I would like to believe I could write about the Pacific Northwest, which is where I grew up and where I find many writers who really interest me because they are writing about the place where I grew up, without really referring to anything specific about the place. I would like to think that a place could be abstracted into a kind of inflection in the way, maybe, that someone would write a Southern Novel set in Scotland or a Russian novel set in Florida. I guess I mean by this a place is less a geography and more of a collection of generations gossiping about each other. This communal talk makes for a place because it is reflected in language.

Part of the reason “ a sense of place” bothers me is that it gives too much weight to the idea that fiction must be rooted in “life experience,” and real, significant events…

~ Matt Briggs @ SmokeLong Quarterly

Sometimes I wish Magnus Mills wasn’t around so I could write all his novels myself. But then I think I probably wouldn’t, so it’s a good thing he already has.

I believe in dedicated work rather than in ‘inspiration’; of course on some days, one writes better than on others. I believe writing to be a craft like carpentry, plumbing, or baking; one does the best one can. Much mischief has been caused by a loose word like ‘culture,’ which separates the crafts into the higher arts like music, writing, sculpture, and the lowlier workaday arts (those, and the many others like them, that I have mentioned above). In ‘culture circles,’ there is a tendency to look upon artists as the new priesthood of some esoteric religion. Nonsense—and dangerous nonsense moreover—we are all hewers of wood and drawers of water; only let us do it as thoroughly and joyously as we can.

~ George Mackay Brown

Scribal training was arduous, all the more so as students were made to learn both Akkadian and the even more obscure Sumerian, originally spoken by the inventors of cuneiform. As one student lamented, in Sumerian, in a Babylonian school text:

The door monitor said, “Why did you go out without my say-so?” and he beat me.
The water monitor said, “Why did you help yourself to water without my say-so?” and he beat me.
The Sumerian monitor said, “You spoke in Akkadian!” and he beat me.
My teacher said, “Your handwriting is not at all good!” and he beat me.

In between beatings, the teachers tried to instill a love of learning in their unhappy pupils. This was a struggle throughout the ancient Near East. “Your heart is denser than an obelisk,” one Egyptian instructor complained to his pupil. “Though I beat you with every kind of stick, you do not listen… Though I spend the day telling you ‘Write,’ it seems like a plague to you. Writing” — the teacher sternly concluded — “is very pleasant!”
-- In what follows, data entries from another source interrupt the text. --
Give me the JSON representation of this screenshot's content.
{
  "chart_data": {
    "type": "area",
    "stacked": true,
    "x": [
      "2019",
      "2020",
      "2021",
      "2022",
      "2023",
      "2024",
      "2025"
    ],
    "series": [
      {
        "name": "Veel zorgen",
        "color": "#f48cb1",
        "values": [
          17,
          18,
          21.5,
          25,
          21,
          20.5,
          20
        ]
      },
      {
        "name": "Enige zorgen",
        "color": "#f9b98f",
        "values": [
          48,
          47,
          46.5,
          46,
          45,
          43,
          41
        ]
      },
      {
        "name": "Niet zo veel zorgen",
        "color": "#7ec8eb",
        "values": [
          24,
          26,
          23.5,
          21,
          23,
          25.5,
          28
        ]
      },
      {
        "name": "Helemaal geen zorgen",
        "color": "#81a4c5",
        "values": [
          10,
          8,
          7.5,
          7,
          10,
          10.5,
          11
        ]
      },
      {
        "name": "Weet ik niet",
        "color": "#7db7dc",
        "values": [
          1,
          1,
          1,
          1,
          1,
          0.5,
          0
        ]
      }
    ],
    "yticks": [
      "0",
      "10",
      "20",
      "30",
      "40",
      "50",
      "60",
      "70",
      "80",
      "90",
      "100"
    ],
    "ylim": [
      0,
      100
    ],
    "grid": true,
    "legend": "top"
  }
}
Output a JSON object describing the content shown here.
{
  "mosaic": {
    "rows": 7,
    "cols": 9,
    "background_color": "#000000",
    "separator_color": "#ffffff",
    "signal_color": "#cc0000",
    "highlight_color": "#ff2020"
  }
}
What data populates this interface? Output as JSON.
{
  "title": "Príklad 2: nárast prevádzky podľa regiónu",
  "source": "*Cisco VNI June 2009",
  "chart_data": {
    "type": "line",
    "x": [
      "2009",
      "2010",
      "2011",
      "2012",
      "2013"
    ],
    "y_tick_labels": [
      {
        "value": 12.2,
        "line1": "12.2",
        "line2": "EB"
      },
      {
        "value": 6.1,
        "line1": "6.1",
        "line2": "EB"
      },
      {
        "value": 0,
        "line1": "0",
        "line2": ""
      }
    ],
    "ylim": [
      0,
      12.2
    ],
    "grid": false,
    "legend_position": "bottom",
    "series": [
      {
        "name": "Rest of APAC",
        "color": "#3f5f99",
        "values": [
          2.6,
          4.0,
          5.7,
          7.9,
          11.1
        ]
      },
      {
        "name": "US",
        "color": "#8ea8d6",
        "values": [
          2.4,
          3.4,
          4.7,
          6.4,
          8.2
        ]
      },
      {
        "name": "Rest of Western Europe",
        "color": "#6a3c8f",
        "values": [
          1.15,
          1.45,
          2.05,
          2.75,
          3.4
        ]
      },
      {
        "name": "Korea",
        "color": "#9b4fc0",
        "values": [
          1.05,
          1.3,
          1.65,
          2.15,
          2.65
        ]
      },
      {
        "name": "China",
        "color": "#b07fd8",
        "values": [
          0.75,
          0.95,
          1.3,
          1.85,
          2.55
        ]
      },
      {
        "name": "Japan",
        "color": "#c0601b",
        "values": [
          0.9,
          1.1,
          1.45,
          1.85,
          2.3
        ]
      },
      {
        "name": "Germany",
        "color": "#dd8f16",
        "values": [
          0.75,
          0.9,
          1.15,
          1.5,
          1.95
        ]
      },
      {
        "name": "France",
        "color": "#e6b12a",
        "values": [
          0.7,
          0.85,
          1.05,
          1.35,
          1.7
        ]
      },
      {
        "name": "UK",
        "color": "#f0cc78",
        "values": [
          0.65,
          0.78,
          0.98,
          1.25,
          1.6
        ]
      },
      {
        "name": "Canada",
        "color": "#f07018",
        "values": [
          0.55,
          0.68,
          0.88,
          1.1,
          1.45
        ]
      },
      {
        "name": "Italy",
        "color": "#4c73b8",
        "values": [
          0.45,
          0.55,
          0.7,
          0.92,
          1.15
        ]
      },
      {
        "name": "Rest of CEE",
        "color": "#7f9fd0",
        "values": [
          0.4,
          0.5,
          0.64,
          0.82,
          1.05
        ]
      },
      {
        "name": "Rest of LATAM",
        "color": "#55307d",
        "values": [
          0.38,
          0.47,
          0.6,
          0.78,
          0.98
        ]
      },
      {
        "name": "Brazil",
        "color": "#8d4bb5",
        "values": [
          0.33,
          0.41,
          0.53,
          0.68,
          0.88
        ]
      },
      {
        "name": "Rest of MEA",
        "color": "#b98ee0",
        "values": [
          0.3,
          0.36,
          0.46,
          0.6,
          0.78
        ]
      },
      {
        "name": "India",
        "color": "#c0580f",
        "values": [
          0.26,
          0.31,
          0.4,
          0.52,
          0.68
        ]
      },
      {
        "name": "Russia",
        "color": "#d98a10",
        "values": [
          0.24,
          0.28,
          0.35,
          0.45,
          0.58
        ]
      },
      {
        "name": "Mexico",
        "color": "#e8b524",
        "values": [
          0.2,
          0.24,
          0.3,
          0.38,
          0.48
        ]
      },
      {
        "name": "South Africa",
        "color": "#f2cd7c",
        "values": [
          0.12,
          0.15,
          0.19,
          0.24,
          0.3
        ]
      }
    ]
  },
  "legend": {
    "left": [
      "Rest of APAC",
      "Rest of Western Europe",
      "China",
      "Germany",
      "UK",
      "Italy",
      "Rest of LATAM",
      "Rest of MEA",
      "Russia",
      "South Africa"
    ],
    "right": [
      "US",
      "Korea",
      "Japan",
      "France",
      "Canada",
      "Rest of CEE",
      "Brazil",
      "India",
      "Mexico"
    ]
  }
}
~ David Damrosch, The Buried Book (167-168)



I can’t tell if I’ve written myself into a style or into a rut. Or maybe repeating myself is my style?

The community of mushroom aficionados and curious sideliners is eager to experience fungi in ways other than through the myopic extremes of scientific minutia or kitschy recipes and goofy crafts. Decomposition will present material relevant to the spirit of mushrooms, examining elements of what it means to be human through fungi related poetry.

@ New Pages

An intriguing idea, recalling Donald Evans’ wonderful mushroom portrait stamps, like a yearbook showing only the shyest of students:

The Digital Livings project is finding out how writers are carving out professional careers in new media, starting with a survey of UK writers and expanding worldwide later in the year.

Which skills do new media writers possess? Where do they sell their work? What advice do they have to offer those wishing to follow in their footsteps?

(via if:book)

The person who has become known as the Gawain poet remains as shadowy as the pages themselves. Among many other reasons, it is partly this anonymity that has made the poem so attractive to latter-day translators. The lack of authorship seems to serve as an invitation, opening up a space within the poem for a new writer to occupy. Its comparatively recent rediscovery acts as a further draw; if Milton or Pope had put their stamp on it, or if Dr. Johnson had offered an opinion, or if Keats or Coleridge or Wordsworth had drawn it into their orbit, such an invitation might now appear less forthcoming.

~ Simon Armitage, introduction to Sir Gawain and the Green Knight

Kharms’s stories are truly odd, as in: at first you think they’re defective. They seem to cower at the suggestion of rising action, to blush at the heightened causality that makes a story a story. They sometimes end, you feel, before they’ve even begun. Here, in Yankelevich’s translation, is the entire text of “The Meeting”:

“Now, one day a man went to work and on the way he met another man, who, having bought a loaf of Polish bread, was heading back home where he came from.

“And that’s it, more or less.”

Bring that into workshop! You’ll get slaughtered. Crickets will sound in the seminar room. Someone will say, “I guess I’d like to know more about the Polish bread.”